> The sticky thing is dropping a column. There are two options, and
> postgresql developers just can't make up their mind :P)
>
> a) keep old column data in database (wasted space, but fast)
> b) immediately 'compress' table, removing old data (slow, needs a
lot of
> space for compression)
>
> Option a) was implemented once, but kludgy, and had a few kinks, and
it
> was removed. Option b) plain sucks :P)
Out of curiosity how was option a) implemented? I could envision
supporting multiple versions of a tuple style to be found within a
table (each described in pg_attribute). Gradually these would be
upgraded through normal use.
I'm personally not fond of the option b) due to the time involved in
completing the action.
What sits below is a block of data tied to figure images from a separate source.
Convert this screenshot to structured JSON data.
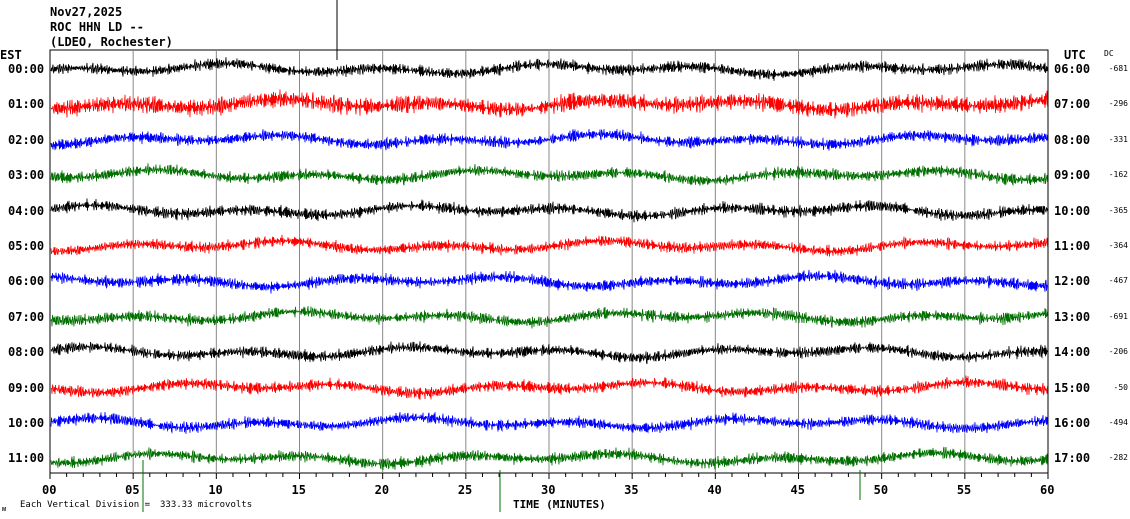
{
  "header": {
    "date": "Nov27,2025",
    "station": "ROC HHN LD --",
    "network": "(LDEO, Rochester)"
  },
  "chart_data": {
    "type": "line",
    "xlabel": "TIME (MINUTES)",
    "xlim": [
      0,
      60
    ],
    "x_ticks": [
      "00",
      "05",
      "10",
      "15",
      "20",
      "25",
      "30",
      "35",
      "40",
      "45",
      "50",
      "55",
      "60"
    ],
    "left_axis_title": "EST",
    "right_axis_title": "UTC",
    "dc_title": "DC",
    "grid": true,
    "colors": [
      "#000000",
      "#ff0000",
      "#0000ff",
      "#007000"
    ],
    "rows": [
      {
        "est": "00:00",
        "utc": "06:00",
        "dc": "-681"
      },
      {
        "est": "01:00",
        "utc": "07:00",
        "dc": "-296"
      },
      {
        "est": "02:00",
        "utc": "08:00",
        "dc": "-331"
      },
      {
        "est": "03:00",
        "utc": "09:00",
        "dc": "-162"
      },
      {
        "est": "04:00",
        "utc": "10:00",
        "dc": "-365"
      },
      {
        "est": "05:00",
        "utc": "11:00",
        "dc": "-364"
      },
      {
        "est": "06:00",
        "utc": "12:00",
        "dc": "-467"
      },
      {
        "est": "07:00",
        "utc": "13:00",
        "dc": "-691"
      },
      {
        "est": "08:00",
        "utc": "14:00",
        "dc": "-206"
      },
      {
        "est": "09:00",
        "utc": "15:00",
        "dc": "-50"
      },
      {
        "est": "10:00",
        "utc": "16:00",
        "dc": "-494"
      },
      {
        "est": "11:00",
        "utc": "17:00",
        "dc": "-282"
      }
    ]
  },
  "footer": {
    "symbol": "ᴍ",
    "scale_label": "Each Vertical Division =",
    "scale_value": "333.33 microvolts"
  }
}
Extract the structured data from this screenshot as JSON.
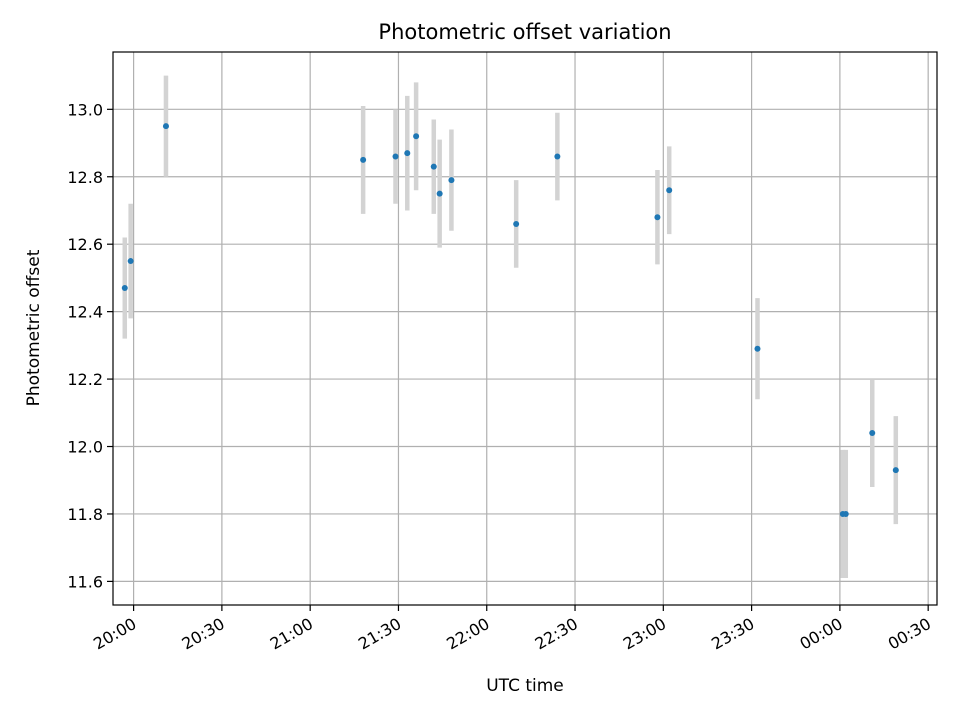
{
  "chart_data": {
    "type": "scatter",
    "title": "Photometric offset variation",
    "xlabel": "UTC time",
    "ylabel": "Photometric offset",
    "xlim": [
      "19:53",
      "00:33"
    ],
    "ylim": [
      11.53,
      13.17
    ],
    "grid": true,
    "x_ticks": [
      "20:00",
      "20:30",
      "21:00",
      "21:30",
      "22:00",
      "22:30",
      "23:00",
      "23:30",
      "00:00",
      "00:30"
    ],
    "y_ticks": [
      "11.6",
      "11.8",
      "12.0",
      "12.2",
      "12.4",
      "12.6",
      "12.8",
      "13.0"
    ],
    "series": [
      {
        "marker_color": "#1f77b4",
        "errorbar_color": "#d3d3d3",
        "points": [
          {
            "x": "19:57",
            "y": 12.47,
            "err": 0.15
          },
          {
            "x": "19:59",
            "y": 12.55,
            "err": 0.17
          },
          {
            "x": "20:11",
            "y": 12.95,
            "err": 0.15
          },
          {
            "x": "21:18",
            "y": 12.85,
            "err": 0.16
          },
          {
            "x": "21:29",
            "y": 12.86,
            "err": 0.14
          },
          {
            "x": "21:33",
            "y": 12.87,
            "err": 0.17
          },
          {
            "x": "21:36",
            "y": 12.92,
            "err": 0.16
          },
          {
            "x": "21:42",
            "y": 12.83,
            "err": 0.14
          },
          {
            "x": "21:44",
            "y": 12.75,
            "err": 0.16
          },
          {
            "x": "21:48",
            "y": 12.79,
            "err": 0.15
          },
          {
            "x": "22:10",
            "y": 12.66,
            "err": 0.13
          },
          {
            "x": "22:24",
            "y": 12.86,
            "err": 0.13
          },
          {
            "x": "22:58",
            "y": 12.68,
            "err": 0.14
          },
          {
            "x": "23:02",
            "y": 12.76,
            "err": 0.13
          },
          {
            "x": "23:32",
            "y": 12.29,
            "err": 0.15
          },
          {
            "x": "00:01",
            "y": 11.8,
            "err": 0.19
          },
          {
            "x": "00:02",
            "y": 11.8,
            "err": 0.19
          },
          {
            "x": "00:11",
            "y": 12.04,
            "err": 0.16
          },
          {
            "x": "00:19",
            "y": 11.93,
            "err": 0.16
          }
        ]
      }
    ]
  }
}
Not only is space an issue, but locking the
database up for a day while removing a column isn't the nicest thing
to do -- rename, make nullable, drop all constraints and try to ignore
it right?
One would expect that keeping multiple versions of a tuple structure
inside a single table to be slower than normal for selects, but I
don't think it would require marking the rows themselves -- just base
it on the max and min transactions in the table at that time. Vacuum
would have to push the issue (5k tuples at a time?) of upgrading some
of the tuples each time it's run in order to enfore that they were all
gone before XID wrap. Background vacuum is ideal for that (if
implemented). Drop all constraints, indexes and the name (change to
$1 or something) of the column immediatly. Vacuum can determine when
XID Min in a table is > XID Max of another version and drop the
information from pg_attribute.
Obviously affected:
- pg_attribute, and anything dealing with it (add XID Max, XID Min
wraps for known ranges)
- storage machanism. On read of a tuple attempt to make it fit latest
version (XID Max is NULL) by ignoring select fields.
I'll have to leave it up to the pros as to whether it can be done,
should be done, and what else it'll affect.
I suppose this was option a) that was removed due to it's kludgyness
:)